Infine, il rafforzamento della competitività e della resilienza economica europea. Vale a dire uno dei punti al centro del prossimo Consiglio in cui i leader, stando alle bozze delle conclusioni, dovrebbero darsi come obiettivo quello di impostare le politiche pubbliche europee affinché servano a «rafforzare la base economica, manifatturiera, industriale e tecnologica dell’Europa». Dossier in cui l’Italia è molto presente. Mercoledì infatti Enrico Letta presenterà al Consiglio Ue il rapporto sul futuro del mercato interno. Report che anticipa quello di un altro ex premier italiano: Mario Draghi. L’ex numero uno della Bce dovrebbe consegnare i risultati del suo rapporto sul futuro della competitività europea entro fine giugno, mettendo tutti (Germania, Belgio e falchi compresi) davanti al fatto che senza debito comune difficilmente si potrà arrivare ad un rilancio dell’economia del Vecchio Continente.
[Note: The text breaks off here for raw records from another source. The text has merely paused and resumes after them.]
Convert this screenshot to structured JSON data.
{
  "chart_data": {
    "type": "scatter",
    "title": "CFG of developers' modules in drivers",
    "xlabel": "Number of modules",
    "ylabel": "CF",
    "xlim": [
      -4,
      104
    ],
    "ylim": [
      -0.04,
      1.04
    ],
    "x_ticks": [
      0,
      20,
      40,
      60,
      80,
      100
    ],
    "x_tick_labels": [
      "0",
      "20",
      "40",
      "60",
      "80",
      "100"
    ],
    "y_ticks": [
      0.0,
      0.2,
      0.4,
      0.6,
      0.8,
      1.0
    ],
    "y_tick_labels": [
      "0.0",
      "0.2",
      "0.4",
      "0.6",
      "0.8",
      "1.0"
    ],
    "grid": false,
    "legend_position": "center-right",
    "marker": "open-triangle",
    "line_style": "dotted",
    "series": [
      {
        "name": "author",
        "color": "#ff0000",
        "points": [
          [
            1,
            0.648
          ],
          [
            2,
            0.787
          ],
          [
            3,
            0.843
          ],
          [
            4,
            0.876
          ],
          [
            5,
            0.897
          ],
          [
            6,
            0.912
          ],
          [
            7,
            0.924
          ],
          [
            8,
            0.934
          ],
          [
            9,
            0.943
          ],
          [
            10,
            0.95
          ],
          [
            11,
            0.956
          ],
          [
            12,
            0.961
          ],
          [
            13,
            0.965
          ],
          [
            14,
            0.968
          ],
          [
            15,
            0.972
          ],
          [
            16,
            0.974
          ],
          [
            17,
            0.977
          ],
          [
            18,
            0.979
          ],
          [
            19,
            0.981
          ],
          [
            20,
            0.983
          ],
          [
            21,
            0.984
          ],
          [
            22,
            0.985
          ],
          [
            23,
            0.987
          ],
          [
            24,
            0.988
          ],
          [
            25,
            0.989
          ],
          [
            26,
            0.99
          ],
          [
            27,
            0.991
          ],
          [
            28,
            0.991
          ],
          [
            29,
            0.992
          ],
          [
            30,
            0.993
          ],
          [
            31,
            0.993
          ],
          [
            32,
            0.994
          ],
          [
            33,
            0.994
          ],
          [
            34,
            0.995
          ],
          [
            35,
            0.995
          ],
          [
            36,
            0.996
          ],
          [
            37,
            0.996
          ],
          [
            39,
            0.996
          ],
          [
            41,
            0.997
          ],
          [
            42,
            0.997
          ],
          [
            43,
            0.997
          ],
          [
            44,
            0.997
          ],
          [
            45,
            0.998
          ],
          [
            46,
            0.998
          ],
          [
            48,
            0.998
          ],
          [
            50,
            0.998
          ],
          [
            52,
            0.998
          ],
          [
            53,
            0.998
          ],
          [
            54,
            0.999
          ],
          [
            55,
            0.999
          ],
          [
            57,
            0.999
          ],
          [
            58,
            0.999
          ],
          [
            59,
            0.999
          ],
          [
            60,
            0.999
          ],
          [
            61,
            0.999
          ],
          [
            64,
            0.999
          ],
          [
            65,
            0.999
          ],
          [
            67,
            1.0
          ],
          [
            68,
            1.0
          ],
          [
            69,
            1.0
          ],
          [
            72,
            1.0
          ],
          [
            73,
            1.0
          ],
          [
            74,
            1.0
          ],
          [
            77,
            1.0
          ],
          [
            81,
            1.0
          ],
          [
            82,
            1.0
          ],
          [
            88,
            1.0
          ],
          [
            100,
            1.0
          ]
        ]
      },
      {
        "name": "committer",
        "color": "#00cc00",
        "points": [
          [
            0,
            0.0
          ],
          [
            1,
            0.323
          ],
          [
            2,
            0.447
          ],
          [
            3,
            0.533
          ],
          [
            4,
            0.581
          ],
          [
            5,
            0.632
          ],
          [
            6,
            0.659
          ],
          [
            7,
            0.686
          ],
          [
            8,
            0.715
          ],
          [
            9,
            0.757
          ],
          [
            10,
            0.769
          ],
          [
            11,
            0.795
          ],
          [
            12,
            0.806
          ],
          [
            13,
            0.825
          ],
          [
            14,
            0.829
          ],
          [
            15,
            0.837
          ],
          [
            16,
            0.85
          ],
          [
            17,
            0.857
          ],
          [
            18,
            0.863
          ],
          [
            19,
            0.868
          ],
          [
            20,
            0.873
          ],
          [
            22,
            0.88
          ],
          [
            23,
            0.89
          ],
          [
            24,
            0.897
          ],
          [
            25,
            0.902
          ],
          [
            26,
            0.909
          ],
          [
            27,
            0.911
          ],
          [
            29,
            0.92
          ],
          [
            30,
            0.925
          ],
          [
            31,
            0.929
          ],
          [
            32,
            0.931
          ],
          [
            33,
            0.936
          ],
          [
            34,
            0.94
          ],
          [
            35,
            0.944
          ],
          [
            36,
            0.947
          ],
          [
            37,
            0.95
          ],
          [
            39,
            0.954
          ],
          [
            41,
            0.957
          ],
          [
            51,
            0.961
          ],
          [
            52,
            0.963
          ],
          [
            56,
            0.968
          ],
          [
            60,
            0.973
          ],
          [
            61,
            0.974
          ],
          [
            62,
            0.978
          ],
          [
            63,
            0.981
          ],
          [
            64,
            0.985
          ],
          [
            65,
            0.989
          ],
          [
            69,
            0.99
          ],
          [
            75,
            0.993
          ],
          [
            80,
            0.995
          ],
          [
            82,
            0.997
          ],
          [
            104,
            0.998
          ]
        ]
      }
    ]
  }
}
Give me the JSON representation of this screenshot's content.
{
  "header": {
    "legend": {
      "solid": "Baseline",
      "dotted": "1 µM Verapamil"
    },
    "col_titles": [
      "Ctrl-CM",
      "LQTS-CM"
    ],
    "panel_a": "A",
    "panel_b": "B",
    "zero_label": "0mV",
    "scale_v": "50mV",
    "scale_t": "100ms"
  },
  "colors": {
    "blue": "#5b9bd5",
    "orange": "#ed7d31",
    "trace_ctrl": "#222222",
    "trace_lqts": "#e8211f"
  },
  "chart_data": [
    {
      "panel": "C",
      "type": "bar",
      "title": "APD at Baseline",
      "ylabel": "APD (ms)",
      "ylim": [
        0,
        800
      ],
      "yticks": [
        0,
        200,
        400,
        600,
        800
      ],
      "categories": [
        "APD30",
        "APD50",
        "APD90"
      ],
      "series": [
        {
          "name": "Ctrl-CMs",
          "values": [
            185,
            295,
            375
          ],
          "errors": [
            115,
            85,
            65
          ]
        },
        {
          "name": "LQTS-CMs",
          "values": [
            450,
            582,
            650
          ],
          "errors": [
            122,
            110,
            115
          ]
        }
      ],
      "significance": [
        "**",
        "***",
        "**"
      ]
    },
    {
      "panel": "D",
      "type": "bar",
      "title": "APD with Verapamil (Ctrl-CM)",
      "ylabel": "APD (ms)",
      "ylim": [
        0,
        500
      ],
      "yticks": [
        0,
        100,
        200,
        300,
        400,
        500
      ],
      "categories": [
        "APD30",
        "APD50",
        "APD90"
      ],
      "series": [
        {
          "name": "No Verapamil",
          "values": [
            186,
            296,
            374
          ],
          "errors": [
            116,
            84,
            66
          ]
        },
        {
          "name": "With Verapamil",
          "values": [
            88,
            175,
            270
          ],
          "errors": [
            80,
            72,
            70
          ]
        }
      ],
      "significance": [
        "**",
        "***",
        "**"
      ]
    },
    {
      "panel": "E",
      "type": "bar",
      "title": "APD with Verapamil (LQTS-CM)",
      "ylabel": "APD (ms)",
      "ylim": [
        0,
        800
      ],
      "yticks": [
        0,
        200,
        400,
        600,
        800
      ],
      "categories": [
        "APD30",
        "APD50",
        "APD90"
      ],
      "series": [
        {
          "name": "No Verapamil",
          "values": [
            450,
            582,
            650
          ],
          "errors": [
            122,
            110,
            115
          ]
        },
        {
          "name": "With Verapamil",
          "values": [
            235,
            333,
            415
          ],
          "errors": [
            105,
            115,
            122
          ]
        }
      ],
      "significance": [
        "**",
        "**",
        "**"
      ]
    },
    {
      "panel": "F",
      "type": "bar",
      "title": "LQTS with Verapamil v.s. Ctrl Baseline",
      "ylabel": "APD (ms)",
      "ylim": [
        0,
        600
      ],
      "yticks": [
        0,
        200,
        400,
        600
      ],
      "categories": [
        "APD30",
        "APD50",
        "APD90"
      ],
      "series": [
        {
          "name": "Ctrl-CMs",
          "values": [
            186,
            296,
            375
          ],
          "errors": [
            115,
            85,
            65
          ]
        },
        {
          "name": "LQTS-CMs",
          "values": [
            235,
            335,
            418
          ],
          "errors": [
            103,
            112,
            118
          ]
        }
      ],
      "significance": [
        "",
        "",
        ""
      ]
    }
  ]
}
E chissà che non diventi il punto di svolta per la “candidatura” ad erede di von der Leyen o di Michel. Ipotesi di cui, peraltro, il politico belga di matrice liberale vicino ad Emmanuel Macron ha provato a parlare con la premier. «Ma si deciderà dopo le Europee» si è limitata a spiegare, anticipando la risposta poi fornita da Michel ai cronisti all’uscita da palazzo Chigi. E del resto ormai mancano meno di 2 mesi al voto.